⬇️
⬆️
Document OCR and Context Enhancement allows users to enrich agents with specific knowledge by dragging and dropping documents directly onto agents. After organizing files spatially, users can make documents accessible to agents by processing them through OCR, converting them into contextual information. This is accomplished via the context menu options 'Document Overview' and 'Process Documents,' which is particularly valuable for PDFs and image-based documents.
It's important to distinguish this from MCP server functionality. While the MCP server allows file interaction during chats, it currently lacks OCR capabilities and can only access text-based file content.
Document OCR Capabilities
Sorana includes powerful Optical Character Recognition (OCR) capabilities for processing various document types with support for common character encodings:
- Text PDFs: Extract text from PDF documents (supports embedded text and OCR for scanned content)
- Plain Text Files: Process .txt files with support for:
- UTF-8 (recommended for full Unicode support)
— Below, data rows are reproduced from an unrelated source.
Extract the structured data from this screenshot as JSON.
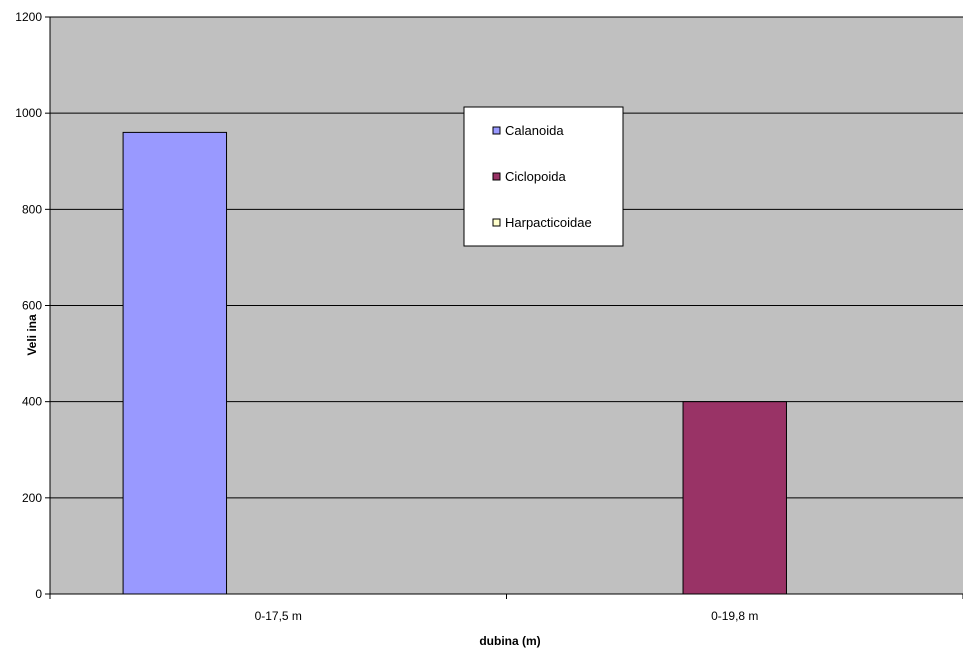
{
  "chart_data": {
    "type": "bar",
    "categories": [
      "0-17,5 m",
      "0-19,8 m"
    ],
    "series": [
      {
        "name": "Calanoida",
        "values": [
          960,
          0
        ],
        "color": "#9999FF"
      },
      {
        "name": "Ciclopoida",
        "values": [
          0,
          400
        ],
        "color": "#993366"
      },
      {
        "name": "Harpacticoidae",
        "values": [
          0,
          0
        ],
        "color": "#FFFFCC"
      }
    ],
    "xlabel": "dubina (m)",
    "ylabel": "Veli ina",
    "ylim": [
      0,
      1200
    ],
    "yticks": [
      "0",
      "200",
      "400",
      "600",
      "800",
      "1000",
      "1200"
    ],
    "grid": true,
    "legend_position": "top-center",
    "plot_background": "#C0C0C0"
  }
}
- Latin-1 (ISO-8859-1) as fallback encoding
- Code Files: OCR support for source code files including:
- Python (.py), C++ (.cpp), JavaScript (.js), Java (.java)
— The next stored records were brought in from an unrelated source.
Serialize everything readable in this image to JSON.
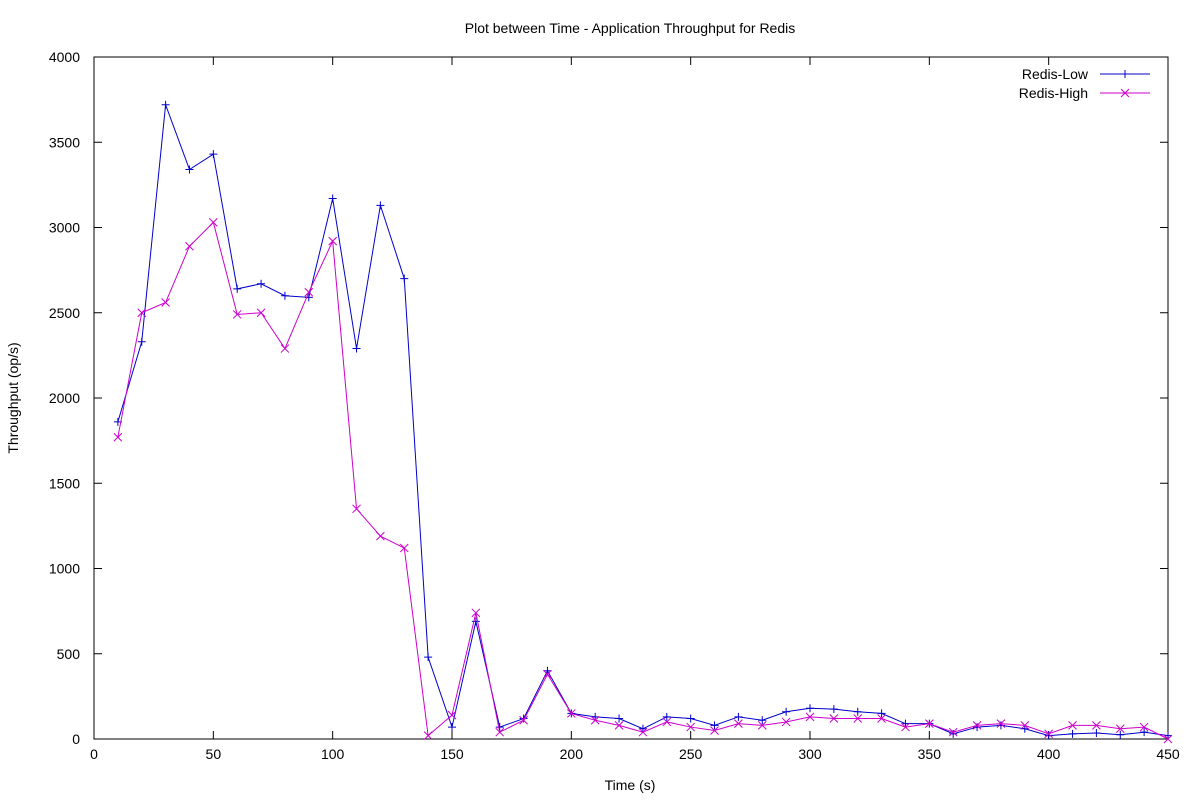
{
  "chart_data": {
    "type": "line",
    "title": "Plot between Time - Application Throughput for Redis",
    "xlabel": "Time (s)",
    "ylabel": "Throughput (op/s)",
    "xlim": [
      0,
      450
    ],
    "ylim": [
      0,
      4000
    ],
    "xticks": [
      0,
      50,
      100,
      150,
      200,
      250,
      300,
      350,
      400,
      450
    ],
    "yticks": [
      0,
      500,
      1000,
      1500,
      2000,
      2500,
      3000,
      3500,
      4000
    ],
    "grid": false,
    "legend_position": "top-right",
    "x": [
      10,
      20,
      30,
      40,
      50,
      60,
      70,
      80,
      90,
      100,
      110,
      120,
      130,
      140,
      150,
      160,
      170,
      180,
      190,
      200,
      210,
      220,
      230,
      240,
      250,
      260,
      270,
      280,
      290,
      300,
      310,
      320,
      330,
      340,
      350,
      360,
      370,
      380,
      390,
      400,
      410,
      420,
      430,
      440,
      450
    ],
    "series": [
      {
        "name": "Redis-Low",
        "color": "#0000cc",
        "marker": "plus",
        "values": [
          1860,
          2330,
          3720,
          3340,
          3430,
          2640,
          2670,
          2600,
          2590,
          3170,
          2290,
          3130,
          2700,
          480,
          70,
          690,
          70,
          120,
          400,
          150,
          130,
          120,
          60,
          130,
          120,
          80,
          130,
          110,
          160,
          180,
          175,
          160,
          150,
          90,
          90,
          30,
          70,
          80,
          60,
          20,
          30,
          35,
          25,
          40,
          20
        ]
      },
      {
        "name": "Redis-High",
        "color": "#cc00cc",
        "marker": "x",
        "values": [
          1770,
          2500,
          2560,
          2890,
          3030,
          2490,
          2500,
          2290,
          2620,
          2920,
          1350,
          1190,
          1120,
          20,
          140,
          740,
          40,
          110,
          380,
          150,
          110,
          80,
          40,
          100,
          70,
          50,
          90,
          80,
          100,
          130,
          120,
          120,
          120,
          70,
          90,
          40,
          80,
          90,
          80,
          30,
          80,
          80,
          60,
          70,
          0
        ]
      }
    ]
  }
}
- C# (.cs), PHP (.php), Ruby (.rb), Go (.go)
- TypeScript (.ts), Swift (.swift), Kotlin (.kt)
- And other common programming language files in UTF-8 or Latin-1 encoding
- PDFs with Images: Built-in method for OCR processing of PDFs containing images
Requirements for PDF Image OCR
To enable OCR for PDFs with images, you need to install the official Tesseract OCR engine with default settings and ensure it's available in your system PATH. Tesseract is an open-source OCR engine that provides high-quality text extraction from images.
Download Tesseract from:
Encoding Support Notes
The application primarily uses UTF-8 encoding for document processing and falls back to Latin-1 (ISO-8859-1) when UTF-8 decoding fails. For optimal results, we recommend using UTF-8 encoding for your documents. This ensures the best compatibility with international characters and special symbols.